During the last five years, the government has implemented a slew of major reforms in the economy to build the investment climate to kick-start its goal of becoming a five trillion dollar economy by 2024-25. Among the various proactive investment measures was the introduction of Insolvency and Bankruptcy Code in 2016 for cleaning the financial system to strengthen it to face the demands from the stakeholders. Implementation of the Goods & Services Tax (GST) stands out as the solid step for improving the ease of doing business in the country by slashing multiple taxes into a few rates system. Make in India programme is a major milestone for augmenting the indigenous capacity of the country to churn out world-class goods and services.
More recently, the government took the significant step to cut corporate tax rate from 30 per cent to 22 per cent to boost investment activity. Specifically, the corporate tax rate has been cut to 15 per cent for new domestic manufacturing companies, which is now the lowest in the world. This also complemented a cut in the repo rate by 135 basis points during 2019 by the Reserve Bank of India and mandating of banks to link their lending rates with external benchmarks for curtailing the cost of capital for investors so that they could breathe ease while contracting huge loans for productive purposes from the formal banking channels.

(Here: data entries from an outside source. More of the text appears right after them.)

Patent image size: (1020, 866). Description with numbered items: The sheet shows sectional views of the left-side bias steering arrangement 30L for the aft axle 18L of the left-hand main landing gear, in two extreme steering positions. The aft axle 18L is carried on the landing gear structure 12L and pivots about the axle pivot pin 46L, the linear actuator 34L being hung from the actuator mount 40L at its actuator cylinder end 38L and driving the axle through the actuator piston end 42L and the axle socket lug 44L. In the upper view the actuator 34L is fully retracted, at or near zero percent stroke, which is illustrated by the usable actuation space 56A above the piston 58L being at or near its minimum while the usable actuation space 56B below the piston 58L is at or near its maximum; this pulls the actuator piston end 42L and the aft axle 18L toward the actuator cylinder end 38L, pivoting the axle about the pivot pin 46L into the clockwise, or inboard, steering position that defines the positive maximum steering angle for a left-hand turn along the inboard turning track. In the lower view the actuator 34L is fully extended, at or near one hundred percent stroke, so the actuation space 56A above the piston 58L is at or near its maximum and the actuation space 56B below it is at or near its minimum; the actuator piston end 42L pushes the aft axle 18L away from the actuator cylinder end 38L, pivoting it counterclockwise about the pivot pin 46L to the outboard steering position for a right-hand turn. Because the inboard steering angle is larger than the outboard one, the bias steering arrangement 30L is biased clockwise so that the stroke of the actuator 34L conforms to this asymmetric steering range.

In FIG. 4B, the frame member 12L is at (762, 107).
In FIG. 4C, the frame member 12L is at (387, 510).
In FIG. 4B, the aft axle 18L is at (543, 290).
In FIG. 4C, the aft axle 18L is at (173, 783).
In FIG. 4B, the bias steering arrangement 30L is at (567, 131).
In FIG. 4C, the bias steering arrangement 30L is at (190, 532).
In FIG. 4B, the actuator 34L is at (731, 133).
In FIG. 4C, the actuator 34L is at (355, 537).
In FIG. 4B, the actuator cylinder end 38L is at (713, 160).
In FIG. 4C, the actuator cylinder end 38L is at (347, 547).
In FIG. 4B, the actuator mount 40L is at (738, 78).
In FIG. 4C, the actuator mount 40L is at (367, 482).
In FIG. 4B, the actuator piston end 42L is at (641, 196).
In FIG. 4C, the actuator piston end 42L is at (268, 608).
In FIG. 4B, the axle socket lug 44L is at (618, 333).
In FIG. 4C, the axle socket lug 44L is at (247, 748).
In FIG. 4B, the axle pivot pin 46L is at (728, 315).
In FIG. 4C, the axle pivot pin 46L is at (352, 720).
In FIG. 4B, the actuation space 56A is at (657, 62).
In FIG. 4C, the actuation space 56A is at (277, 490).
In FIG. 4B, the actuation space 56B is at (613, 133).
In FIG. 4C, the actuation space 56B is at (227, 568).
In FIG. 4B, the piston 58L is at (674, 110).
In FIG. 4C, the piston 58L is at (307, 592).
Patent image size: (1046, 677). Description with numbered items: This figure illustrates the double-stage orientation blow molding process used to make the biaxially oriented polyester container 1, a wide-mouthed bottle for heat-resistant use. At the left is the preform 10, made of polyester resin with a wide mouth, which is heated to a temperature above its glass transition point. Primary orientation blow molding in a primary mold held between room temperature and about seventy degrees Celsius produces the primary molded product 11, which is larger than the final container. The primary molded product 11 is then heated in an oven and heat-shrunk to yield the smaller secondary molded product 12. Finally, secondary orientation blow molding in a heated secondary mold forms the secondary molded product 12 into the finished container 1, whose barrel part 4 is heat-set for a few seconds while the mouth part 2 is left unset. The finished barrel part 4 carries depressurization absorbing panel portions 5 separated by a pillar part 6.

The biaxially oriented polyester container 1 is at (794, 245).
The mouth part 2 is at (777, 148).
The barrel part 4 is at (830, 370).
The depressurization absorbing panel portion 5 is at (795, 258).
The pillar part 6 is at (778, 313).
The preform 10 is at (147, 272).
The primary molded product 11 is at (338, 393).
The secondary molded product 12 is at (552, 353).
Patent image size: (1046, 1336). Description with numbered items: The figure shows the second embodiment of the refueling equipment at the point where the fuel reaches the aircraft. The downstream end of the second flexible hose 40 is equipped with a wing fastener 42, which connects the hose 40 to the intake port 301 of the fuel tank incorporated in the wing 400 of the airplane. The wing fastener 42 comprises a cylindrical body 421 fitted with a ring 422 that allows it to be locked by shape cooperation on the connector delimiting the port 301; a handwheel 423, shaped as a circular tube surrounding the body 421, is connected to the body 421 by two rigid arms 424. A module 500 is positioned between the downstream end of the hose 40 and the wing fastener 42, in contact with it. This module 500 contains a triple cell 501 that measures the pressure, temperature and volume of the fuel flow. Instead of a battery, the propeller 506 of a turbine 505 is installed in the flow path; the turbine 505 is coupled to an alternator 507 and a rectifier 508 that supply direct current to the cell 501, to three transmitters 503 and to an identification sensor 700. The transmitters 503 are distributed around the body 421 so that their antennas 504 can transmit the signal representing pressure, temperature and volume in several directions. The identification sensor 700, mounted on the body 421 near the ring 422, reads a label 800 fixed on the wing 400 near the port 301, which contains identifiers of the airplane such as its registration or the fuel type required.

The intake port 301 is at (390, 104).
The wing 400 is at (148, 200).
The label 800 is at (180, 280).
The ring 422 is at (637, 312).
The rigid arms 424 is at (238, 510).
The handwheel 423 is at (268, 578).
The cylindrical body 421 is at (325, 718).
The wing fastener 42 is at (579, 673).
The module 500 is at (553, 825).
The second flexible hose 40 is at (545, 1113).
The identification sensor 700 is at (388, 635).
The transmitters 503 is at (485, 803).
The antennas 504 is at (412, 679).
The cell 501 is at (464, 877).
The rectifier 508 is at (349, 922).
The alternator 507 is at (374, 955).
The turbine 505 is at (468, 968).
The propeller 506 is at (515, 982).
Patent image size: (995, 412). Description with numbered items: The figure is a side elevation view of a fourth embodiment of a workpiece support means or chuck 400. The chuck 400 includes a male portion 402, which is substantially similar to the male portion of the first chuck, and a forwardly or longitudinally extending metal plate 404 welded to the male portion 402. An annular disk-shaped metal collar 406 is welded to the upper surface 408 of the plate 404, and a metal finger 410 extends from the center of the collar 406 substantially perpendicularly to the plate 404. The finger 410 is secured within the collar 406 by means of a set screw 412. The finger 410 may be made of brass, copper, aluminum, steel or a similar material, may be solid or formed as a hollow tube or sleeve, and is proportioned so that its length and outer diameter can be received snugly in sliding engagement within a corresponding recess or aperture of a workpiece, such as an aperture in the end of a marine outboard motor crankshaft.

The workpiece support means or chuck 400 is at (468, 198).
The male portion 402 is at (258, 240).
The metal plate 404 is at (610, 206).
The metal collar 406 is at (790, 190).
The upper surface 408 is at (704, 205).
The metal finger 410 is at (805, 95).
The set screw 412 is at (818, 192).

It is only on Wednesday that the Union Finance Minister Ms. Nirmala Sitaraman, while replying to a discussion on the state of the economy, hinted that the minimum alternate tax (MAT) and dividend distribution tax were “regressive”, kindling hope that the twin demands of the India Inc. (Incorporated) might find its echo in the forthcoming Union Budget 2020-21. All these measures, both announced and that are on the anvil, conclusively prove that it is a priority with the Government at the Centre to undertake proactive policy booster doses periodically to foster favorable infrastructure for the domestic industry so that they could be competitive in terms of price and quality not only within the vast indigenous market but also stand in good stead to make a mark in the overseas markets.
The government is undoubtedly swayed by the stark fact that the correlation between infrastructure investment and economic growth in the country is very high, as revealed in the Economic Survey. The correlation of investment in inland, road, rail and airport infrastructure to gross domestic product (GDP) are higher than 0.90 indicating that there exists a robust correlation between GDP and investment in infrastructure. This only underscores unmistakably that colossal investment is needed in infrastructure to achieve targeted economic growth, a goal the government is firmly committed to deliver with all the instruments in its arsenals, analysts contend.